Honolua Family Protests
$300,000 Camping Fine
A Maui family that set up camp and began requesting donations from people wanting to cut through its property at Honolua Bay is arguing that it was only trying to protect the land and family iwi buried there from the public and landscapers from Maui Land and Pineapple who had begun cutting vegetation in the area.
Narciso “Jimmy” Billianor, whose family is one of many landowners surrounding Honolua Bay, is facing a fine of $300,000 for unauthorized residential use within the Conservation District, plus $1,350 in administrative costs. In a January 12 report to the Land Board, the OCCL proposed the fines and recommended that the Billianor family immediately clear its camp, which at the time included five tents, two latrines, a dining tent, and a rabbit hutch. The report states that the camp had been expanded after the DLNR issued a cease and desist order to the Billianors on July 20, 2006.
At the board’s January 12 meeting, family members said they didn’t know the property was in the Conservation District, which prohibits commercial uses and requires a permit for residential use. What’s more, they disputed the state’s ability to fine them because they believe the land is governed by the Kingdom of Hawai`i.
“Our property has been destroyed. It has been brutalized by the general public. We go to take care of the property and we get busted for it,” Billianor’s 17-year-old daughter told the Land Board.
A January 12 report to the board by the OCCL states that one of the parcels occupied by the Billianors had been cleared with a bulldozer by the nephew of another landowner, Gilbert Chee.
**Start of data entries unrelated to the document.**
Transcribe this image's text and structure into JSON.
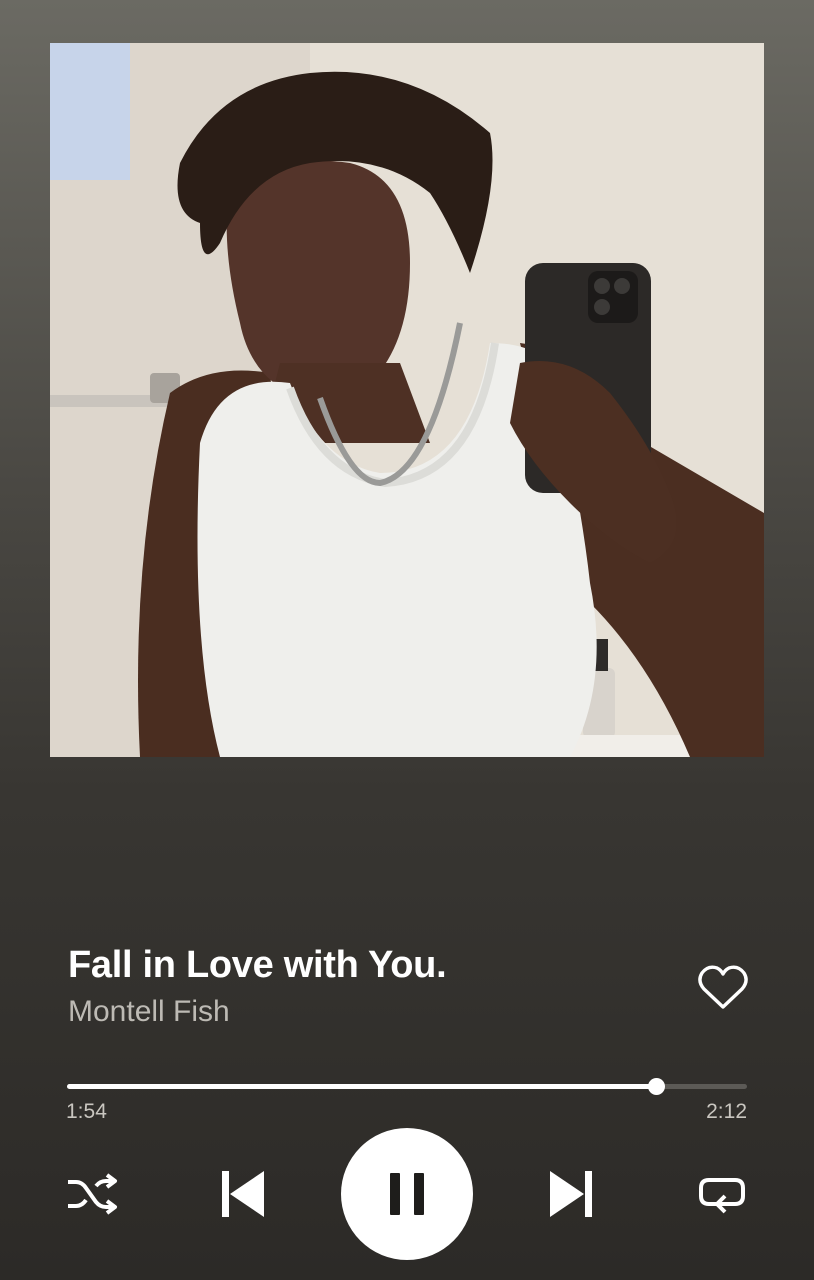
{
  "track": {
    "title": "Fall in Love with You.",
    "artist": "Montell Fish",
    "liked": false
  },
  "playback": {
    "elapsed": "1:54",
    "total": "2:12",
    "progress_fraction": 0.866,
    "is_playing": true
  },
  "controls": {
    "shuffle_icon": "shuffle-icon",
    "previous_icon": "skip-previous-icon",
    "play_pause_icon": "pause-icon",
    "next_icon": "skip-next-icon",
    "repeat_icon": "repeat-icon",
    "like_icon": "heart-outline-icon"
  },
  "colors": {
    "background_top": "#6b6a63",
    "background_bottom": "#2c2a27",
    "text_primary": "#ffffff",
    "text_secondary": "#bdbab4",
    "progress_track": "#5c5a56"
  }
}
The OCCL has not proposed fining the nephew, Gilbert Shim, for the unauthorized clearing because the Billianors have prohibited its staff from fully inspecting the property, OCCL administrator Sam Lemmo told the board.
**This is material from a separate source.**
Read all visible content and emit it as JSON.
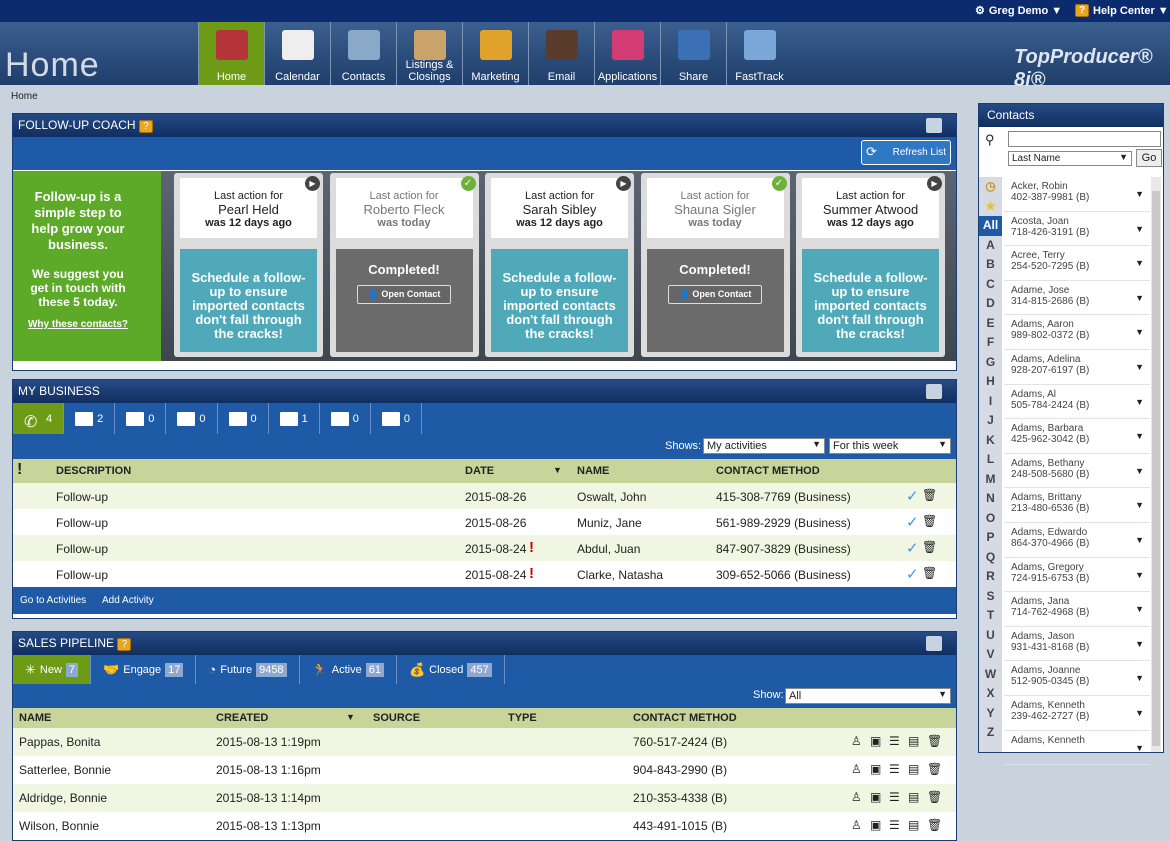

The report states that the camp occupies two parcels; one owned by Chee, and the other owned by a hui of 14 owners, including Jimmy Billianor’s mother. Two adjacent parcels, where the toilets have been placed, are owned by Maui Land and Pineapple, which has a permit from the state to do landscaping, the report states.
With regard to the family’s motives, the OCCL report suggests that the Billianors were doing more than just protecting their land. Although it did not propose a fine for unauthorized commercial use, the OCCL noted that on June 23, after receiving complaints that commercial operations were occurring on the property, a DLNR enforcement officer found a stand on the hui parcel where the Billianors were selling pineapple, chips, drinks, old coconuts, and were renting snorkeling equipment.
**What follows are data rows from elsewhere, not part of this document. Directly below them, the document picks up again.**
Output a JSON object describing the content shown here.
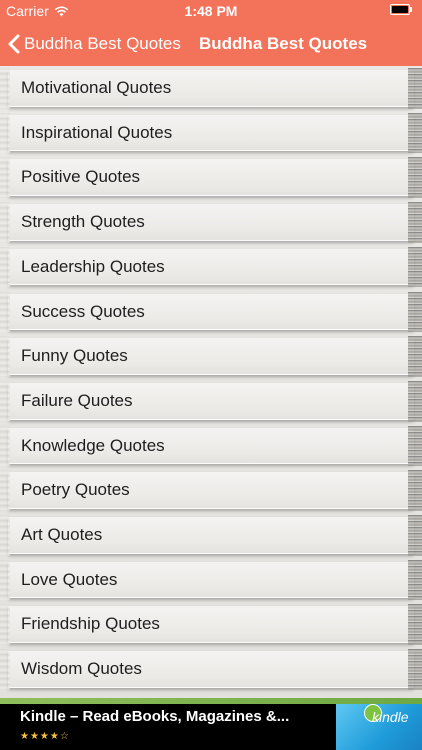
{
  "status_bar": {
    "carrier": "Carrier",
    "time": "1:48 PM"
  },
  "nav": {
    "back_label": "Buddha Best Quotes",
    "title": "Buddha Best Quotes"
  },
  "list": {
    "items": [
      "Motivational Quotes",
      "Inspirational Quotes",
      "Positive Quotes",
      "Strength Quotes",
      "Leadership Quotes",
      "Success Quotes",
      "Funny Quotes",
      "Failure Quotes",
      "Knowledge Quotes",
      "Poetry Quotes",
      "Art Quotes",
      "Love Quotes",
      "Friendship Quotes",
      "Wisdom Quotes"
    ]
  },
  "ad": {
    "title": "Kindle – Read eBooks, Magazines &...",
    "rating_stars": "★★★★☆",
    "rating_value": 3.5,
    "kindle_text": "kindle"
  },
  "colors": {
    "nav_background": "#f2725a",
    "text": "#1e1e1e",
    "ad_background": "#000000",
    "star": "#f5c33b"
  }
}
Although Mr. Billianor removed the stand at the officer’s request, the camp remained. As a result, the OCCL proposed a maximum fine of $2,000 per day from the day the cease and desist notice was issued until January 12, for a total of $300,000. Other alleged or possible violations, which the OCCL or other DLNR divisions will pursue once they are allowed to fully inspect the property, include stream channel alteration, disruption of archaeological sites, and fishing within a Marine Life Conservation District.
On behalf of the Billianors, Majesty Akahi Nui served the Land Board with documents asserting that he is the king of the Hawaiian islands and that the state of Hawai`i is an illegitimate government.
“You guys don’t have jurisdiction. What gives you the right to charge this man $300,000? You guys are going to have to take us to court,” Akahi Nui told the board.
The board advised them that they were entitled to request a contested case hearing, a court-like proceeding through which state departments settle disputes. The Billianors then requested a contested case hearing, preempting the Land Board from taking action on the matter.